Israel is widely believed to possess weapons of mass destruction, and to be one of four nuclear-armed countries not recognized as a Nuclear Weapons State by the Nuclear Non-Proliferation Treaty (NPT). The US Congress Office of Technology Assessment has recorded Israel as a country generally reported as having undeclared chemical warfare capabilities, and an offensive biological warfare program. Officially Israel neither confirms nor denies possessing nuclear weapons.

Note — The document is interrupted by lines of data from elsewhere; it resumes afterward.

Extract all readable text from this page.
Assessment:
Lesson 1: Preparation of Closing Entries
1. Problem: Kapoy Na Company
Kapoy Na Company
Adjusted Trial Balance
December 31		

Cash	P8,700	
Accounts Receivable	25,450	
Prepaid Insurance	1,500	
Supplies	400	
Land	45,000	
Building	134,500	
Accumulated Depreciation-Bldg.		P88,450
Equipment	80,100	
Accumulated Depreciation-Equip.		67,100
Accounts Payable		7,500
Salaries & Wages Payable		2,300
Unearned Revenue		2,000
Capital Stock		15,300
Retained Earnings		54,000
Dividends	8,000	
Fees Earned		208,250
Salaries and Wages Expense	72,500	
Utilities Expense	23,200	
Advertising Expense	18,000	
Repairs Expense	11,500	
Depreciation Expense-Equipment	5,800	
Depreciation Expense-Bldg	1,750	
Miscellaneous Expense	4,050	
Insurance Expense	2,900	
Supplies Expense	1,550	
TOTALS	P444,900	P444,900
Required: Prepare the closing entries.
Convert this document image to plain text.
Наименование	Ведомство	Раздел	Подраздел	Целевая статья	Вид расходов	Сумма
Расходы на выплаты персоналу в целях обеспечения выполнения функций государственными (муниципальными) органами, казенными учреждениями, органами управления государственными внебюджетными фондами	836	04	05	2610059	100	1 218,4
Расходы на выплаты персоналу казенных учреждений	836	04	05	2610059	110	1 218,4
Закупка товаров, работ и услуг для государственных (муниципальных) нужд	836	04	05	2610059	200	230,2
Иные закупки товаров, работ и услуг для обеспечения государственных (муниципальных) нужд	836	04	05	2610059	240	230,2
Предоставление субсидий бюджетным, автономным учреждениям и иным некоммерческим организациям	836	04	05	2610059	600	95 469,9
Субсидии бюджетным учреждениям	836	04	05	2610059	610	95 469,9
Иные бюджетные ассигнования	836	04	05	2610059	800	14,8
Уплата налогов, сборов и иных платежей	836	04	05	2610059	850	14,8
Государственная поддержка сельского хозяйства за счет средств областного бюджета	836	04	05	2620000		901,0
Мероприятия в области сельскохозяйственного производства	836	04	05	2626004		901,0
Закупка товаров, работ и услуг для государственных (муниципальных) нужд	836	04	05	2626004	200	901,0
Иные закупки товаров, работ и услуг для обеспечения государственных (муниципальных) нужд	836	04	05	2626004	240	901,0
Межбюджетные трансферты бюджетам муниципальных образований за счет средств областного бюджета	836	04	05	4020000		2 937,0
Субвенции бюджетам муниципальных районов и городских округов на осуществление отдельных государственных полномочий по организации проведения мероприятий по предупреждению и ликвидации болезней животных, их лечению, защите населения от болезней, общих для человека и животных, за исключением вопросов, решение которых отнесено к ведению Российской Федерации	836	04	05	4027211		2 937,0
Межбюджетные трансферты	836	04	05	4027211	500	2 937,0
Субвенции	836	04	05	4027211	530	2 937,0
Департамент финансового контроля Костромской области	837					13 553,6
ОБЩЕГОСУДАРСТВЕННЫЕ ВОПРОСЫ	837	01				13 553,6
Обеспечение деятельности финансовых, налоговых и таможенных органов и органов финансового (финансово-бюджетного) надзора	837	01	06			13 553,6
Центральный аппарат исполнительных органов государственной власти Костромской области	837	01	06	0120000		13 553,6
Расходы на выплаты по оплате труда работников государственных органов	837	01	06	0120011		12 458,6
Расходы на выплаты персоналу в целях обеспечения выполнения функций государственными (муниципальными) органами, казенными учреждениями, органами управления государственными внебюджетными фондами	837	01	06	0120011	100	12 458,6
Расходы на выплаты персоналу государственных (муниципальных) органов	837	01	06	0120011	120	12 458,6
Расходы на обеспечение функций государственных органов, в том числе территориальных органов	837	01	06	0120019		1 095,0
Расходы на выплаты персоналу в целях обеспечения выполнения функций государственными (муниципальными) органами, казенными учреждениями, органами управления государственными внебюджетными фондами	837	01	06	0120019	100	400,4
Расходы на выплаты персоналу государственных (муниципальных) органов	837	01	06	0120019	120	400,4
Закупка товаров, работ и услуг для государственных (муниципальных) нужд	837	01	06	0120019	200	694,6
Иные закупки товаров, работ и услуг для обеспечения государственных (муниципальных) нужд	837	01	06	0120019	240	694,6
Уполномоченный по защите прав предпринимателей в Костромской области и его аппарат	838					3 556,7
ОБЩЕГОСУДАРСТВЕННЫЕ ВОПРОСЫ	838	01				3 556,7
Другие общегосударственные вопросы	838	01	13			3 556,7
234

It is believed that Israel had possessed an operational nuclear weapons capability by 1967, with the mass production of nuclear warheads occurring immediately after the Six-Day War. Although no official statistics exist, it has been estimated that Israel possesses from 75 to as many as 400 nuclear weapons, which are reported to include thermonuclear weapons in the megaton range. Israel is also reported to possess a wide range of different systems, including neutron bombs, tactical nuclear weapons, and suitcase nukes. Israel is believed to manufacture its nuclear weapons at the Negev Nuclear Research Center.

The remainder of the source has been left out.